MacDonald opted for the latter and would soon find himself catapulted into the air and down onto the punishing Mohawk course.
Jamieson told Dave Briggs in his most recent column in the Guelph Mercury that it was MacDonald's split-second decision which spared him from serious harm. “Mark missed me totally or he would have [broken] my back or killed me or who knows what would have happened?”
Jamieson went on to say, “He catapulted himself in the air,” and when he later visited MacDonald in the hospital he told him, "‘If you would have just run me over, you would have been better off.’" MacDonald responded by saying, "‘Yeah, I know, but how could I do that?’"

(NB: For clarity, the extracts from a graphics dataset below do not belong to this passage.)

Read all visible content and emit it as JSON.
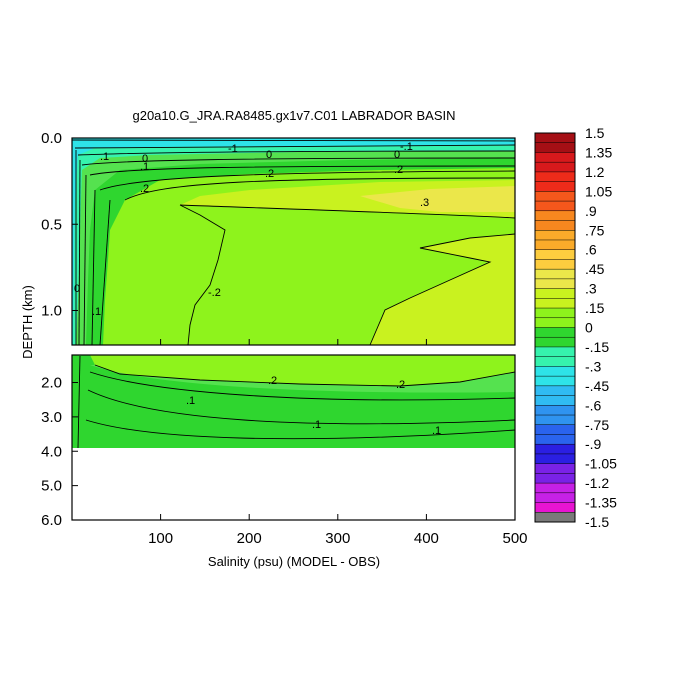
{
  "chart_data": {
    "type": "heatmap",
    "title": "g20a10.G_JRA.RA8485.gx1v7.C01 LABRADOR BASIN",
    "xlabel": "Salinity (psu) (MODEL - OBS)",
    "ylabel": "DEPTH (km)",
    "xlim": [
      0,
      500
    ],
    "x_ticks": [
      100,
      200,
      300,
      400,
      500
    ],
    "upper_panel": {
      "ylim": [
        0.0,
        1.2
      ],
      "y_ticks": [
        "0.0",
        "0.5",
        "1.0"
      ],
      "y_tick_values": [
        0.0,
        0.5,
        1.0
      ]
    },
    "lower_panel": {
      "ylim": [
        1.2,
        6.0
      ],
      "y_ticks": [
        "2.0",
        "3.0",
        "4.0",
        "5.0",
        "6.0"
      ],
      "y_tick_values": [
        2.0,
        3.0,
        4.0,
        5.0,
        6.0
      ],
      "data_max_depth": 3.9
    },
    "colorbar": {
      "labels": [
        "1.5",
        "1.35",
        "1.2",
        "1.05",
        ".9",
        ".75",
        ".6",
        ".45",
        ".3",
        ".15",
        "0",
        "-.15",
        "-.3",
        "-.45",
        "-.6",
        "-.75",
        "-.9",
        "-1.05",
        "-1.2",
        "-1.35",
        "-1.5"
      ],
      "levels": [
        1.5,
        1.35,
        1.2,
        1.05,
        0.9,
        0.75,
        0.6,
        0.45,
        0.3,
        0.15,
        0,
        -0.15,
        -0.3,
        -0.45,
        -0.6,
        -0.75,
        -0.9,
        -1.05,
        -1.2,
        -1.35,
        -1.5
      ],
      "colors": [
        "#a50f15",
        "#d7191c",
        "#ee2b1a",
        "#f5571c",
        "#f7871f",
        "#fbab2a",
        "#fdcd3f",
        "#ebe74a",
        "#c9f21f",
        "#8ef31c",
        "#2fd62f",
        "#36f3ad",
        "#2ee3e8",
        "#30bbf2",
        "#2f93f0",
        "#2a63ee",
        "#2b1fe2",
        "#7a22e6",
        "#c621e6",
        "#e814d2",
        "#d9d9d9",
        "#7a7a7a"
      ]
    },
    "contour_labels": [
      ".1",
      "0",
      "-1",
      "0",
      "-.1",
      ".1",
      ".2",
      ".2",
      "0",
      ".2",
      ".3",
      "-.2",
      ".1",
      "0",
      ".2",
      ".2",
      ".1",
      ".1",
      ".1"
    ]
  }
}
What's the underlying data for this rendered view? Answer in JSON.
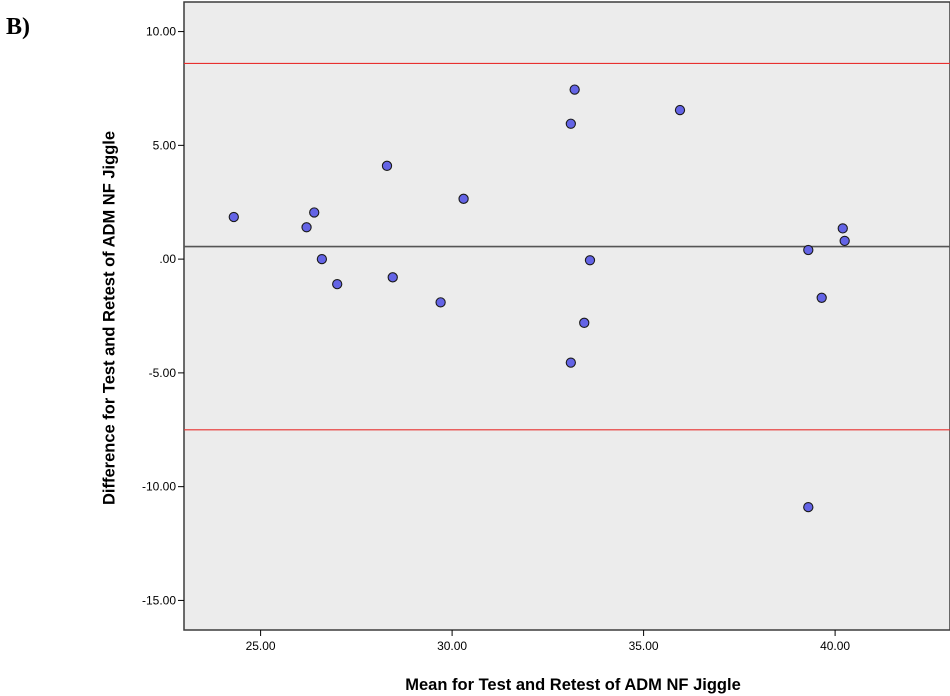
{
  "panel_label": "B)",
  "chart_data": {
    "type": "scatter",
    "title": "",
    "xlabel": "Mean for Test and Retest of ADM NF Jiggle",
    "ylabel": "Difference for Test and Retest of ADM NF Jiggle",
    "xlim": [
      23.0,
      43.0
    ],
    "ylim": [
      -16.3,
      11.3
    ],
    "xticks": [
      25,
      30,
      35,
      40
    ],
    "xtick_labels": [
      "25.00",
      "30.00",
      "35.00",
      "40.00"
    ],
    "yticks": [
      10,
      5,
      0,
      -5,
      -10,
      -15
    ],
    "ytick_labels": [
      "10.00",
      "5.00",
      ".00",
      "-5.00",
      "-10.00",
      "-15.00"
    ],
    "grid": false,
    "reference_lines": [
      {
        "kind": "upper-limit-of-agreement",
        "y": 8.6,
        "color": "#e8302f"
      },
      {
        "kind": "mean-difference",
        "y": 0.55,
        "color": "#555555"
      },
      {
        "kind": "lower-limit-of-agreement",
        "y": -7.5,
        "color": "#e8302f"
      }
    ],
    "series": [
      {
        "x": [
          24.3,
          26.2,
          26.4,
          26.6,
          27.0,
          28.3,
          28.45,
          29.7,
          30.3,
          33.1,
          33.1,
          33.2,
          33.45,
          33.6,
          35.95,
          39.3,
          39.3,
          39.65,
          40.2,
          40.25
        ],
        "y": [
          1.85,
          1.4,
          2.05,
          0.0,
          -1.1,
          4.1,
          -0.8,
          -1.9,
          2.65,
          -4.55,
          5.95,
          7.45,
          -2.8,
          -0.05,
          6.55,
          0.4,
          -10.9,
          -1.7,
          1.35,
          0.8
        ],
        "marker_color": "#6464e6",
        "marker_edge": "#1a1a1a"
      }
    ],
    "colors": {
      "plot_background": "#ececec",
      "frame": "#3c3c3c"
    }
  }
}
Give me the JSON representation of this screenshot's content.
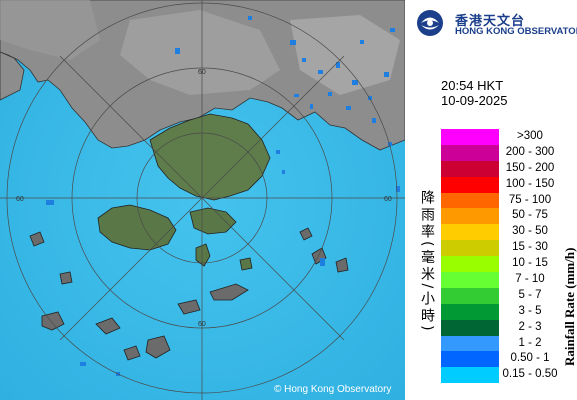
{
  "header": {
    "logo_cn": "香港天文台",
    "logo_en": "HONG KONG OBSERVATORY"
  },
  "timestamp": {
    "time": "20:54 HKT",
    "date": "10-09-2025"
  },
  "legend": {
    "title_cn": "降雨率(毫米/小時)",
    "title_en": "Rainfall Rate (mm/h)",
    "items": [
      {
        "label": ">300",
        "color": "#ff00ff"
      },
      {
        "label": "200 - 300",
        "color": "#cc0099"
      },
      {
        "label": "150 - 200",
        "color": "#cc0033"
      },
      {
        "label": "100 - 150",
        "color": "#ff0000"
      },
      {
        "label": "75 - 100",
        "color": "#ff6600"
      },
      {
        "label": "50 - 75",
        "color": "#ff9900"
      },
      {
        "label": "30 - 50",
        "color": "#ffcc00"
      },
      {
        "label": "15 - 30",
        "color": "#cccc00"
      },
      {
        "label": "10 - 15",
        "color": "#99ff00"
      },
      {
        "label": "7 - 10",
        "color": "#66ff33"
      },
      {
        "label": "5 - 7",
        "color": "#33cc33"
      },
      {
        "label": "3 - 5",
        "color": "#009933"
      },
      {
        "label": "2 - 3",
        "color": "#006633"
      },
      {
        "label": "1 - 2",
        "color": "#3399ff"
      },
      {
        "label": "0.50 - 1",
        "color": "#0066ff"
      },
      {
        "label": "0.15 - 0.50",
        "color": "#00ccff"
      }
    ]
  },
  "map": {
    "range_labels": [
      "60",
      "60",
      "60",
      "60"
    ],
    "copyright": "© Hong Kong Observatory",
    "sea_color": "#39b8e8",
    "land_color": "#8c8c8c",
    "island_color": "#5c7a4a"
  }
}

MacDonald, who through no fault of his own is no stranger to serious, life-altering racing accidents, was released from hospital on Monday, May 30, less than one week after being knocked unconscious for minutes due to the spill. MacDonald suffered a dislocated shoulder, a broken nose, four breaks to his jaw, a loss of teeth, cuts, bruises and damage to his arm and wrist.
Although Jamieson escaped a similar fate, he told Briggs that initially it was not easy to hop right back into the swing of things.
“I don’t like saying this," said Jamieson, "because any time I’ve ever come back and anytime anyone has come back from an injury, the first thing they want to do is prove to everybody that they’re not timid, they’re not nervous, they’re not afraid out there. But, I’m not going to lie to you, I had a tough time in the first few races on Friday night putting myself in the race." He went on to say, “I’ve never felt like that on the racetrack ever in my life.”